Het kiezen van de juiste brandpuntsafstand
De beste brandpuntsafstand voor een portret is afhankelijk van verschillende factoren:
* gewenste look: Wat voor soort look probeer je te bereiken? Natuurlijk? Dramatisch? Zacht en vleiend?
* functies van het onderwerp: Overweeg de gelaatstrekken van het onderwerp. Iemand met een prominente neus kan profiteren van een langere brandpuntsafstand. Iemand met een zeer smal gezicht ziet er misschien beter uit met een iets bredere lens (maar zorgvuldig om vervorming te voorkomen).

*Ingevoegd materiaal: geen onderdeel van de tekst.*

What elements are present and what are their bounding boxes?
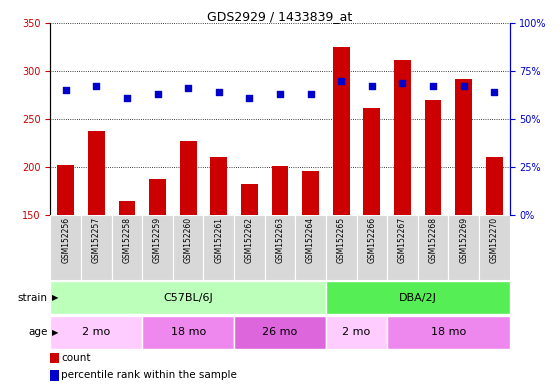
Bar [142, 316, 234, 349]
Point [428, 83, 437, 89]
Text: GSM152259: GSM152259 [153, 217, 162, 263]
Bar [173, 215, 203, 280]
Text: C57BL/6J: C57BL/6J [164, 293, 213, 303]
Bar [357, 215, 387, 280]
Point [92, 83, 101, 89]
Text: GSM152267: GSM152267 [398, 217, 407, 263]
Text: GDS2929 / 1433839_at: GDS2929 / 1433839_at [207, 10, 353, 23]
Bar [265, 215, 295, 280]
Bar [272, 166, 288, 215]
Text: GSM152264: GSM152264 [306, 217, 315, 263]
Text: 18 mo: 18 mo [431, 327, 466, 337]
Point [245, 95, 254, 101]
Text: ▶: ▶ [52, 293, 58, 302]
Point [459, 83, 468, 89]
Text: GSM152270: GSM152270 [490, 217, 499, 263]
Text: age: age [28, 327, 48, 337]
Bar [57, 165, 74, 215]
Bar [387, 215, 418, 280]
Bar [88, 131, 105, 215]
Bar [149, 179, 166, 215]
Point [490, 89, 499, 95]
Text: ▶: ▶ [52, 328, 58, 337]
Bar [479, 215, 510, 280]
Text: strain: strain [17, 293, 48, 303]
Text: 18 mo: 18 mo [171, 327, 206, 337]
Text: 2 mo: 2 mo [342, 327, 371, 337]
Bar [111, 215, 142, 280]
Text: count: count [61, 353, 91, 363]
Text: percentile rank within the sample: percentile rank within the sample [61, 370, 237, 381]
Bar [81, 215, 111, 280]
Bar [363, 108, 380, 215]
Point [214, 89, 223, 95]
Bar [50, 215, 81, 280]
Point [276, 91, 284, 97]
Bar [241, 184, 258, 215]
Bar [326, 281, 510, 314]
Bar [326, 316, 387, 349]
Bar [50, 353, 59, 363]
Point [367, 83, 376, 89]
Bar [234, 215, 265, 280]
Bar [387, 316, 510, 349]
Bar [50, 281, 326, 314]
Text: GSM152262: GSM152262 [245, 217, 254, 263]
Text: GSM152265: GSM152265 [337, 217, 346, 263]
Text: 2 mo: 2 mo [82, 327, 110, 337]
Text: GSM152260: GSM152260 [184, 217, 193, 263]
Text: GSM152266: GSM152266 [367, 217, 376, 263]
Bar [50, 370, 59, 381]
Point [184, 85, 193, 91]
Bar [424, 100, 441, 215]
Text: GSM152268: GSM152268 [428, 217, 437, 263]
Text: 26 mo: 26 mo [263, 327, 297, 337]
Text: DBA/2J: DBA/2J [399, 293, 437, 303]
Bar [142, 215, 173, 280]
Bar [486, 157, 503, 215]
Bar [333, 47, 349, 215]
Bar [394, 60, 411, 215]
Bar [418, 215, 449, 280]
Bar [326, 215, 357, 280]
Text: GSM152256: GSM152256 [61, 217, 70, 263]
Bar [234, 316, 326, 349]
Point [61, 87, 70, 93]
Bar [455, 79, 472, 215]
Point [123, 95, 132, 101]
Bar [302, 171, 319, 215]
Text: GSM152269: GSM152269 [459, 217, 468, 263]
Point [398, 79, 407, 86]
Bar [449, 215, 479, 280]
Bar [119, 200, 136, 215]
Text: GSM152263: GSM152263 [276, 217, 284, 263]
Bar [180, 141, 197, 215]
Bar [50, 316, 142, 349]
Point [153, 91, 162, 97]
Bar [203, 215, 234, 280]
Text: GSM152257: GSM152257 [92, 217, 101, 263]
Text: GSM152258: GSM152258 [123, 217, 132, 263]
Bar [211, 157, 227, 215]
Point [306, 91, 315, 97]
Bar [295, 215, 326, 280]
Text: GSM152261: GSM152261 [214, 217, 223, 263]
Point [337, 78, 346, 84]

* Achtergrond: Hoeveel van de achtergrond wil je opnemen? Een groothoeklens is nodig voor portretten voor het milieu, terwijl een telelens ideaal is om de achtergrond te vervagen.
* Je opnamestijl: Heeft u liever nauw contact met uw onderwerp, of houdt u de voorkeur aan een afstand?
Experimenten is de sleutel
De beste manier om de effecten van de brandpuntsafstand op portretten te begrijpen, is door te experimenteren! Neem hetzelfde portret met verschillende brandpuntsafstand en kijk hoe het gezicht verandert. Let op de afstand tussen u en uw onderwerp. Je zult snel leren welke brandpuntsafstand het beste werkt voor verschillende situaties en de gewenste esthetiek.